Sobre su decisión de viajar a la Argentina influyó el hecho de que Yarcho y su esposa, que era hermana de Sajaroff, los habían precedido en ese acto revolucionario y los convencieron de unirse a ellos. Yarcho les describió las colonias como un lugar con pocas comodidades y muchos sufrimientos, inserto en un país de vastas dimensiones en el que había mucho por hacer. Miguel era un agrónomo de 26 años y cuando llegaron a la Argentina, no como inmigrantes sino como hijos de un comerciante adinerado que se costeaban el viaje, vivieron en casa de Yarcho hasta que la JCA aceptó venderles una parcela de 500 hectáreas. Al principio Sajaroff tuvo poca relación con los colonos porque no dominaba el ídish, pero al cabo de unos años inició una intensa actividad, en especial en el ámbito cooperativista.[19]

Aarón Brodsky, un representante del grupo Bogidarowka (uno de los que crearon la colonia Barón Hirsch), había conocido en Kiev y Odesa grupos de intelectuales que se inspiraban en la lucha contra el régimen zarista, leía libros de Tolstói y aspiraba a la solidaridad social. No era un revolucionario militante pero lo emocionaba la esperanza de que el liberalismo depusiera a la autocracia rusa. El fracaso de la revolución de 1905 puso fin a esa ilusión y buscó la forma de emigrar.[20]

Los egresados de escuelas agrícolas que llegaron a las colonias habían recibido otra clase de educación: sobre ellos influyeron las concepciones de la AIU, los estudios de agronomía y las clases de ciencias y estaban habituados a escribir informes detallados y sistemáticos de lo que veían. Por ejemplo, Yosef Ganon describió en una carta a Yosef Niego, director de Mikveh Israel, los trabajos agrícolas y el clima excelente; Eli Crispin se interesó por la geografía y la historia de la Argentina, las describió extensamente y dedicó considerable atención a la flora y la fauna de la pampa y de la provincia de Entre Ríos. Otro informó sobre los datos del clima en Clara: “Tomé los datos de las oficinas de la JCA, nadie los pone en duda”. M. Guesneroff se interesó por el progreso agrícola, señaló que “nuestras parcelas son fábricas de trigo y lino”, aconsejó a Niego cultivar lino en la Tierra de Israel y explicó la forma de hacerlo. También se dedicó a leer en francés y español, estaba suscripto al diario La Prensa y a la revista Anales Políticos y Literarios y se quejó de que su deseo de suscribirse a la revista Archives Israelites para estar al tanto de lo que pasaba en otros círculos judíos no podía concretarse porque “nuestro dinero no vale nada en Francia”.[21]

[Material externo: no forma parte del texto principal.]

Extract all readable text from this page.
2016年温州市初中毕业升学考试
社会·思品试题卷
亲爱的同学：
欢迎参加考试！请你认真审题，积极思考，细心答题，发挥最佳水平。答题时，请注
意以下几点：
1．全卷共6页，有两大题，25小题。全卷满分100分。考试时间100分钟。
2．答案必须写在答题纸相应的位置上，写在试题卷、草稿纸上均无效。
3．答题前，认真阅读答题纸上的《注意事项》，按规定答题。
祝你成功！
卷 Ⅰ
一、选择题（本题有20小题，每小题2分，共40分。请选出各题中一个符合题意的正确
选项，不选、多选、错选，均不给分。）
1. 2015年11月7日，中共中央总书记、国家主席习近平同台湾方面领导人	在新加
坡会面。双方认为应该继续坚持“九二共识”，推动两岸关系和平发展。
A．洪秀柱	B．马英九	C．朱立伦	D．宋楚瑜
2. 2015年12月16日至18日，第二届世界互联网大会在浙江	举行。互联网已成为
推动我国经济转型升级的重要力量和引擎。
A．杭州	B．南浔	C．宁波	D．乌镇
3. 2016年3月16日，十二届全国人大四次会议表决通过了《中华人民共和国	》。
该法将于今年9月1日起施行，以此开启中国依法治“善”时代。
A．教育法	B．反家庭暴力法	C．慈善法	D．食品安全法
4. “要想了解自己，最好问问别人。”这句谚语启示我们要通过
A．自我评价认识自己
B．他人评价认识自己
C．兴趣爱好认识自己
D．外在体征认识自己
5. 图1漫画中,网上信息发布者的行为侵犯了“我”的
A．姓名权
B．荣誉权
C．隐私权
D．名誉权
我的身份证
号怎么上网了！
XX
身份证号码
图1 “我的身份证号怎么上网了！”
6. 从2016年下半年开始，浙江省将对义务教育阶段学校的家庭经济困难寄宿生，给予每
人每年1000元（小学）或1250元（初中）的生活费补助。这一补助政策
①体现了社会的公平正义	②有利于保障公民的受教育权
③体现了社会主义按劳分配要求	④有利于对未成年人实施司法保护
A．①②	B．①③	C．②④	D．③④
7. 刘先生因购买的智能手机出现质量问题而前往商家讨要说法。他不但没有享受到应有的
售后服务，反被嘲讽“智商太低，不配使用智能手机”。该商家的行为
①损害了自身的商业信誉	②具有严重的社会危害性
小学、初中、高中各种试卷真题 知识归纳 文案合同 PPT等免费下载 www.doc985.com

Muchos intelectuales llegados a las colonias de la JCA habían recibido instrucción judía antes de cursar estudios generales y al orientarse a nuevos rumbos no se desvincularon de sus raíces judías. Así sucedió con Boris Garfunkel de Mauricio, que estudió Talmud desde una edad temprana hasta los 18 años y leía libros de Tolstói, Pushkin y Gogol en ruso. En la casa de Israel Ropp en Lucienville, la familia y los amigos se reunían en las veladas sabáticas para cantar, leer textos de filosofía griega y de Karl Marx, hablar de política argentina y del caso Beilis. Su hija señalaba que su padre creía que Dios se encuentra en cada hoja y cada flor, en el corazón y la conciencia de cada ser humano: “No era fanático pero no habría perdonado a quien se hubiera convertido a otra religión”.[22]

Jedidio Efron llegó a Clara con sus padres en 1895, a los 17 años. Se había criado en una familia de clase media en la que reinaba un ambiente tradicionalista y en la Argentina dejó los estudios talmúdicos por el trabajo en el campo. En 1903 la JCA lo contrató como maestro en el grupo Las Moscas de Clara, posteriormente estudió en la Escuela Normal Rural y empezó a enseñar también materias en español. En 1912 fue nombrado inspector de las escuelas de la JCA en Lucienville.[23]

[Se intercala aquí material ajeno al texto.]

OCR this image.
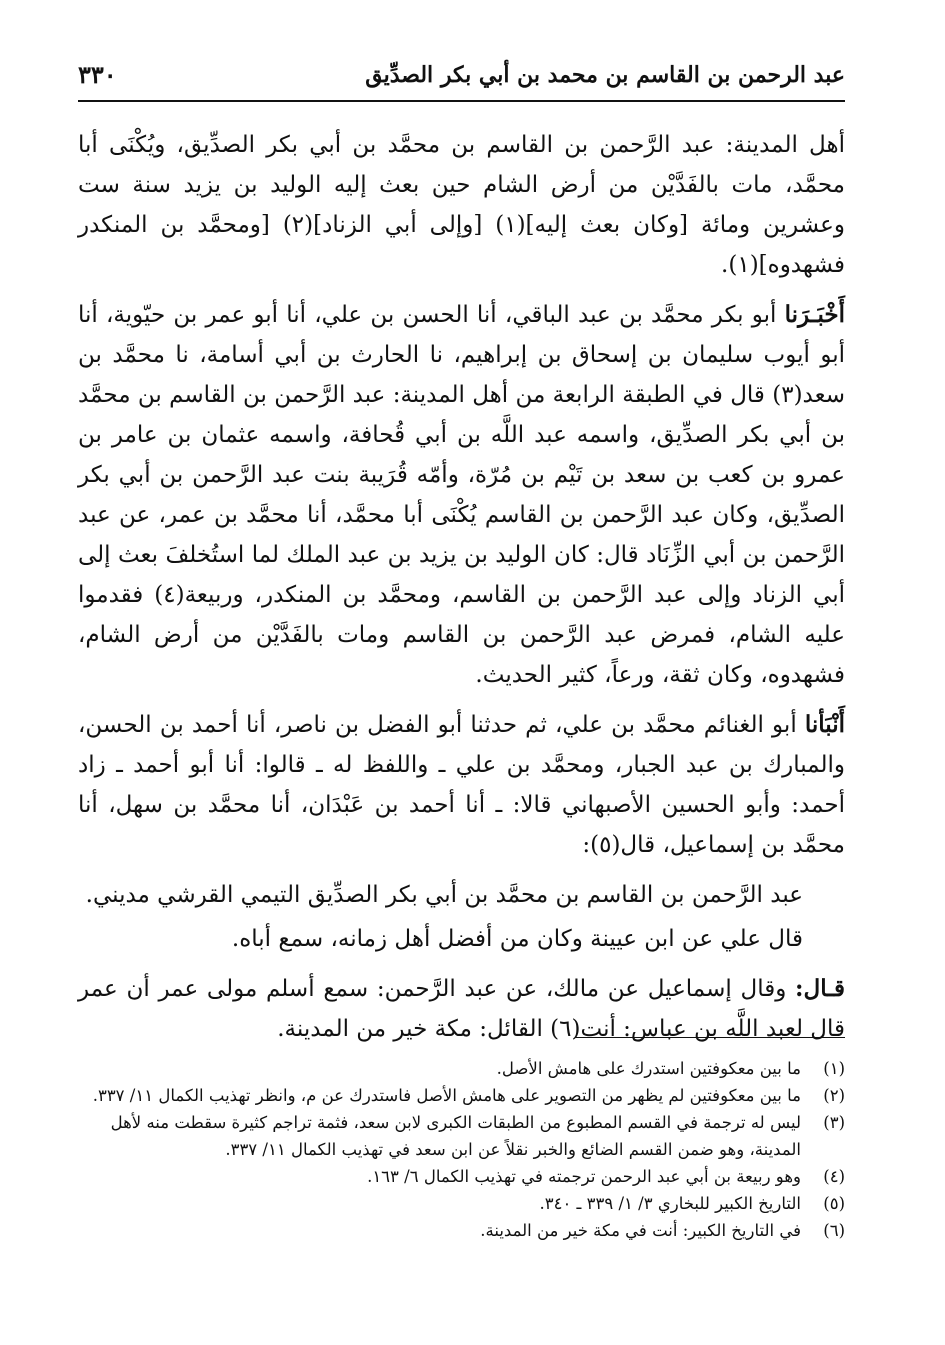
عبد الرحمن بن القاسم بن محمد بن أبي بكر الصدِّيق
٣٣٠

أهل المدينة: عبد الرَّحمن بن القاسم بن محمَّد بن أبي بكر الصدِّيق، ويُكْنَى أبا محمَّد، مات بالفَدَّيْن من أرض الشام حين بعث إليه الوليد بن يزيد سنة ست وعشرين ومائة [وكان بعث إليه](١) [وإلى أبي الزناد](٢) [ومحمَّد بن المنكدر فشهدوه](١).

أَخْبَـرَنا أبو بكر محمَّد بن عبد الباقي، أنا الحسن بن علي، أنا أبو عمر بن حيّوية، أنا أبو أيوب سليمان بن إسحاق بن إبراهيم، نا الحارث بن أبي أسامة، نا محمَّد بن سعد(٣) قال في الطبقة الرابعة من أهل المدينة: عبد الرَّحمن بن القاسم بن محمَّد بن أبي بكر الصدِّيق، واسمه عبد اللَّه بن أبي قُحافة، واسمه عثمان بن عامر بن عمرو بن كعب بن سعد بن تَيْم بن مُرّة، وأمّه قُرَيبة بنت عبد الرَّحمن بن أبي بكر الصدِّيق، وكان عبد الرَّحمن بن القاسم يُكْنَى أبا محمَّد، أنا محمَّد بن عمر، عن عبد الرَّحمن بن أبي الزِّنَاد قال: كان الوليد بن يزيد بن عبد الملك لما استُخلفَ بعث إلى أبي الزناد وإلى عبد الرَّحمن بن القاسم، ومحمَّد بن المنكدر، وربيعة(٤) فقدموا عليه الشام، فمرض عبد الرَّحمن بن القاسم ومات بالفَدَّيْن من أرض الشام، فشهدوه، وكان ثقة، ورعاً، كثير الحديث.

أَنْبَأنا أبو الغنائم محمَّد بن علي، ثم حدثنا أبو الفضل بن ناصر، أنا أحمد بن الحسن، والمبارك بن عبد الجبار، ومحمَّد بن علي ـ واللفظ له ـ قالوا: أنا أبو أحمد ـ زاد أحمد: وأبو الحسين الأصبهاني قالا: ـ أنا أحمد بن عَبْدَان، أنا محمَّد بن سهل، أنا محمَّد بن إسماعيل، قال(٥):

عبد الرَّحمن بن القاسم بن محمَّد بن أبي بكر الصدِّيق التيمي القرشي مديني.

قال علي عن ابن عيينة وكان من أفضل أهل زمانه، سمع أباه.

قـال: وقال إسماعيل عن مالك، عن عبد الرَّحمن: سمع أسلم مولى عمر أن عمر قال لعبد اللَّه بن عباس: أنت(٦) القائل: مكة خير من المدينة.

(١)
ما بين معكوفتين استدرك على هامش الأصل.
(٢)
ما بين معكوفتين لم يظهر من التصوير على هامش الأصل فاستدرك عن م، وانظر تهذيب الكمال ١١/ ٣٣٧.
(٣)
ليس له ترجمة في القسم المطبوع من الطبقات الكبرى لابن سعد، فثمة تراجم كثيرة سقطت منه لأهل المدينة، وهو ضمن القسم الضائع والخبر نقلاً عن ابن سعد في تهذيب الكمال ١١/ ٣٣٧.
(٤)
وهو ربيعة بن أبي عبد الرحمن ترجمته في تهذيب الكمال ٦/ ١٦٣.
(٥)
التاريخ الكبير للبخاري ٣/ ١/ ٣٣٩ ـ ٣٤٠.
(٦)
في التاريخ الكبير: أنت في مكة خير من المدينة.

Entre las personas que más podían influir en la comunidad, además de las ya mencionadas, se destacaban los médicos a los que nos hemos referido en el noveno capítulo, quienes organizaban conferencias y debates literarios, los amantes del teatro, músicos y otros artistas, y los escritores: narradores, poetas, dramaturgos, periodistas, etc.

5. Los escritores

La literatura y la escritura en general testimonian e informan sobre las acciones de la comunidad como grupo desde el prisma de quien la describe. En algunas ocasiones, la literatura llena parte del vacío dejado por los miembros de la sociedad, que no siempre conservaron los documentos del período estudiado, agregando memorias (biografías, autobiografías, etc.), testimonios basados en sentimientos y, a veces, en información comprobada. En este tipo de obras se suelen ver dos aspectos relacionados con la comunidad: la influencia de esta sobre el creador y su obra, y la influencia del autor sobre la sociedad.[24]

Al examinar estos temas en las colonias surgen varios problemas relacionados con la época estudiada. El primero de ellos era la gran influencia de la literatura y la prensa del antiguo hogar sobre el alma de los colonos. Ya hemos mencionado los lazos espirituales y la nostalgia por la madre patria, entre cuyas expresiones se contaba la lectura de libros y periódicos recibidos de aquella. El contacto no se agotaba con la lectura del material conocido del viejo hogar, sino también de la nueva literatura difundida después de la llegada a la Argentina; por ejemplo, los primeros colonos de Moisesville partieron de Rusia antes de conocer al escritor Sholem Aleijem, pero después de algunos años sus libros gozaron de gran difusión en las colonias. Por su influencia, los colonos que se dedicaban al comercio y el regateo eran apodados Menajem Mendl, como uno de sus célebres personajes.[25]

El segundo problema, tal vez relacionado con el primero, era la escasa cantidad de textos escritos por colonos y publicados en esa época. Parecería que los primeros autores no lograban liberarse de la tradición literaria y los contenidos del antiguo hogar, ni de la nostalgia por él. Los gauchos judíos de Gerchunoff se publicó en el período estudiado, pero más de 20 años después de la llegada del autor a la Argentina, y el libro de Alpersohn que describe la historia de Mauricio en aquella época se publicó después de la Primera Guerra Mundial. En ese tiempo se editaron también libros dedicados a temas locales de las colonias, de los que a veces emanaba el aroma de los paisajes argentinos; entre sus autores cabe mencionar a Cociovitch, que describió los inicios de Moisesville, y a S.I. Hurvitz, que narró la historia de Lucienville. Dichos textos fueron redactados solo después de años de relación con el nuevo terruño; por consiguiente, estas obras se impregnaron del entorno de sus autores y sus experiencias de vida en las colonias, pero no pudieron influir sobre el medio circundante en el período investigado.[26]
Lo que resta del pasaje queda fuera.